Como cuando fui periodista escribí algún que otro libro sobre música, que es una de mis grandes pasiones, suelen encargarme documentales musicales. He traducido bastantes, para todos los gustos y colores, y Glastonbury, sobre el mítico y veterano festival inglés del mismo nombre, es uno de los mejores. No es para menos cuando lo firma Julian Temple, no menos mítico y veterano director británico al que debemos buena parte de la documentación fílmica del punk en el Londres del 77.
Para Glastonbury, ganador de la edición del festival In-Edit Beefeater de Barcelona en 2006, Temple echa mano de imágenes de archivo, tomas de conciertos y microentrevistas con público, artistas, organizadores y trabajadores. Compone, así, un tapiz colorista y vigoroso que aparece como una exaltación de la felicidad más intensa (la efímera) y de la juventud (física, mental y espiritual) que se celebra en este tipo de acontecimientos. Todo ello, presente a lo largo de la cinta, se condensa, al final, en los minutos que dura la interpretación de Heroes a cargo de David Bowie, cuando canta, coreado por la masa, aquello de "We could be heroes just for one day" (Podríamos ser héroes por un día). Es uno de esos momentos musicales y cinematográficos que siempre que lo veo me deja la espina dorsal transida de escalofríos.

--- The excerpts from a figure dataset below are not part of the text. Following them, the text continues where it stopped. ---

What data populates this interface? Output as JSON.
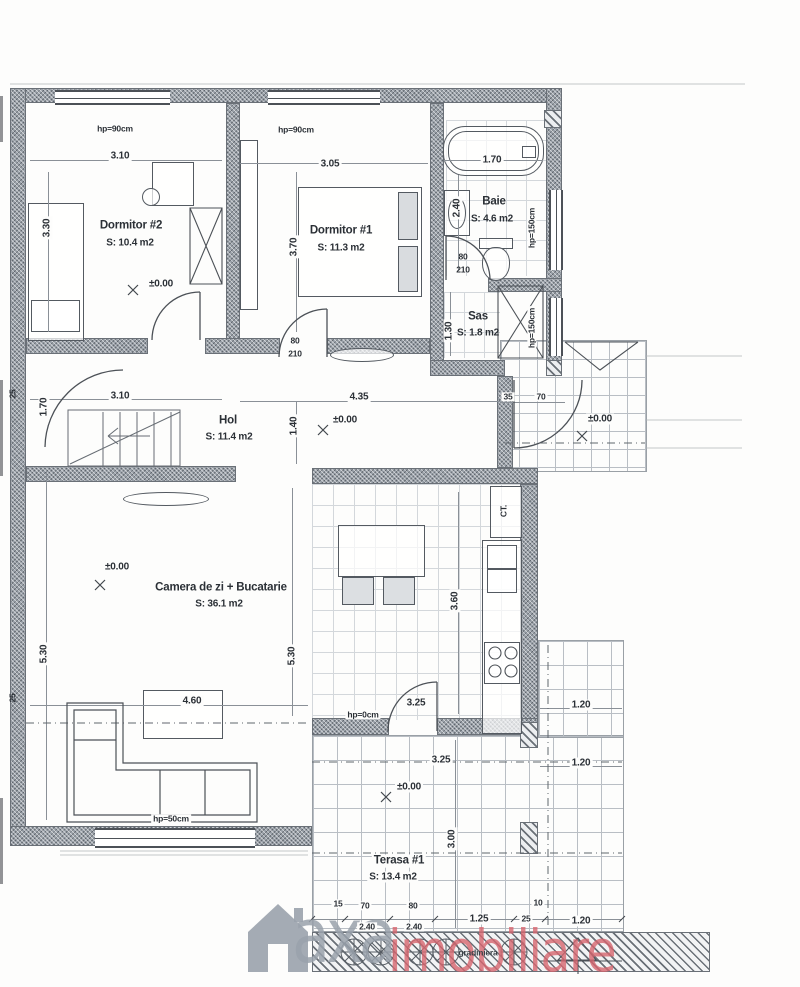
{
  "watermark": {
    "brand_primary": "axa",
    "brand_secondary": "imobiliare"
  },
  "rooms": {
    "dormitor2": {
      "name": "Dormitor #2",
      "area": "S: 10.4 m2"
    },
    "dormitor1": {
      "name": "Dormitor #1",
      "area": "S: 11.3 m2"
    },
    "baie": {
      "name": "Baie",
      "area": "S: 4.6 m2"
    },
    "sas": {
      "name": "Sas",
      "area": "S: 1.8 m2"
    },
    "hol": {
      "name": "Hol",
      "area": "S: 11.4 m2"
    },
    "living": {
      "name": "Camera de zi + Bucatarie",
      "area": "S: 36.1 m2"
    },
    "terasa": {
      "name": "Terasa #1",
      "area": "S: 13.4 m2"
    },
    "boiler": "CT."
  },
  "levels": {
    "zero": "±0.00"
  },
  "parapets": {
    "h90": "hp=90cm",
    "h150": "hp=150cm",
    "h50": "hp=50cm",
    "h0": "hp=0cm"
  },
  "dims": {
    "w310": "3.10",
    "w330": "3.30",
    "w305": "3.05",
    "w370": "3.70",
    "w170": "1.70",
    "w240": "2.40",
    "w130": "1.30",
    "w435": "4.35",
    "w140": "1.40",
    "w530": "5.30",
    "w460": "4.60",
    "w360": "3.60",
    "w325": "3.25",
    "w300": "3.00",
    "w120": "1.20",
    "t15": "15",
    "t70": "70",
    "t80": "80",
    "t125": "1.25",
    "t10": "10",
    "t25": "25",
    "t35": "35",
    "t210": "210"
  },
  "annotations": {
    "gradiniera": "gradiniera"
  },
  "palette": {
    "wall": "#99a0a8",
    "line": "#4c5157",
    "brand_gray": "#9aa2ac",
    "brand_red": "#d7666f"
  }
}
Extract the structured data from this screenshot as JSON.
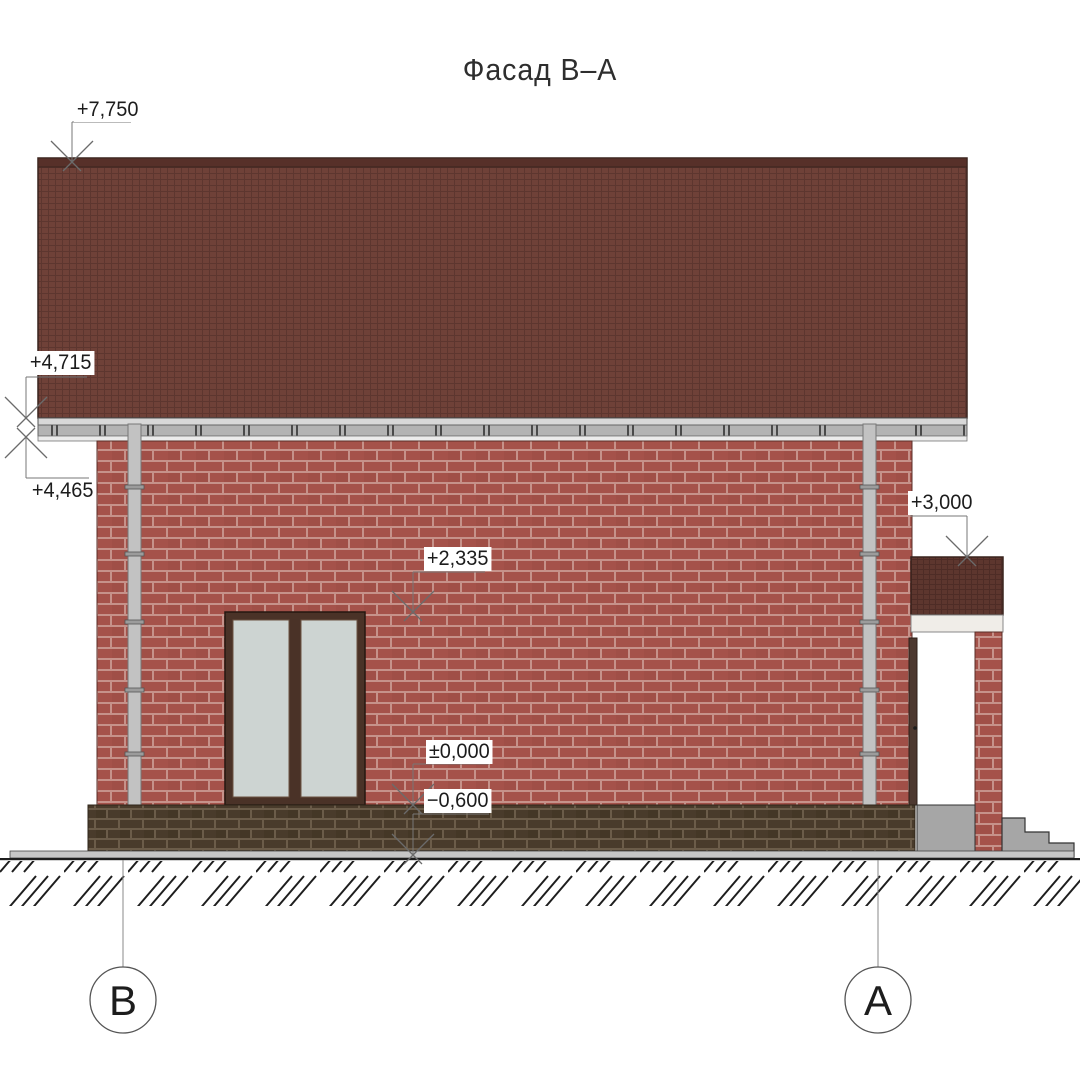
{
  "title": "Фасад В–А",
  "elevation_marks": {
    "ridge": "+7,750",
    "eaves_top": "+4,715",
    "eaves_bottom": "+4,465",
    "porch_roof": "+3,000",
    "window_head": "+2,335",
    "floor_level": "±0,000",
    "ground_level": "−0,600"
  },
  "axis_markers": {
    "left": "В",
    "right": "А"
  },
  "colors": {
    "roof_tile": "#6f4138",
    "roof_ridge": "#573029",
    "wall_brick": "#a5524a",
    "wall_mortar": "#c6928a",
    "plinth_brick": "#493b2b",
    "plinth_mortar": "#6b5c49",
    "gutter": "#d8d8d8",
    "soffit": "#b3b3b3",
    "fascia": "#ebebeb",
    "porch_fascia": "#f0ede8",
    "glass": "#cdd4d2",
    "window_frame": "#4a3227",
    "door": "#4d3930",
    "downpipe": "#c2c2c2",
    "concrete": "#a6a6a6",
    "ground_band": "#c6c6c6",
    "line": "#6b6b6b"
  }
}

La película dura más de dos horas, y doy fe de que ni aburre ni se hace larga en ningún momento, tal es su capacidad de divertir, entretener y, sobre todo, de emocionar. Recuerda al documental arquetípico sobre festivales, el de Woodstock, del que ya hablaremos aquí en otra ocasión, pero Temple pone la fórmula al día y crea otro clásico por derecho propio. Glastonbury es una de las manifestaciones de cultura alternativa más espectacular del mundo, y este documental es, asimismo, todo un espectáculo para el corazón y los sentidos.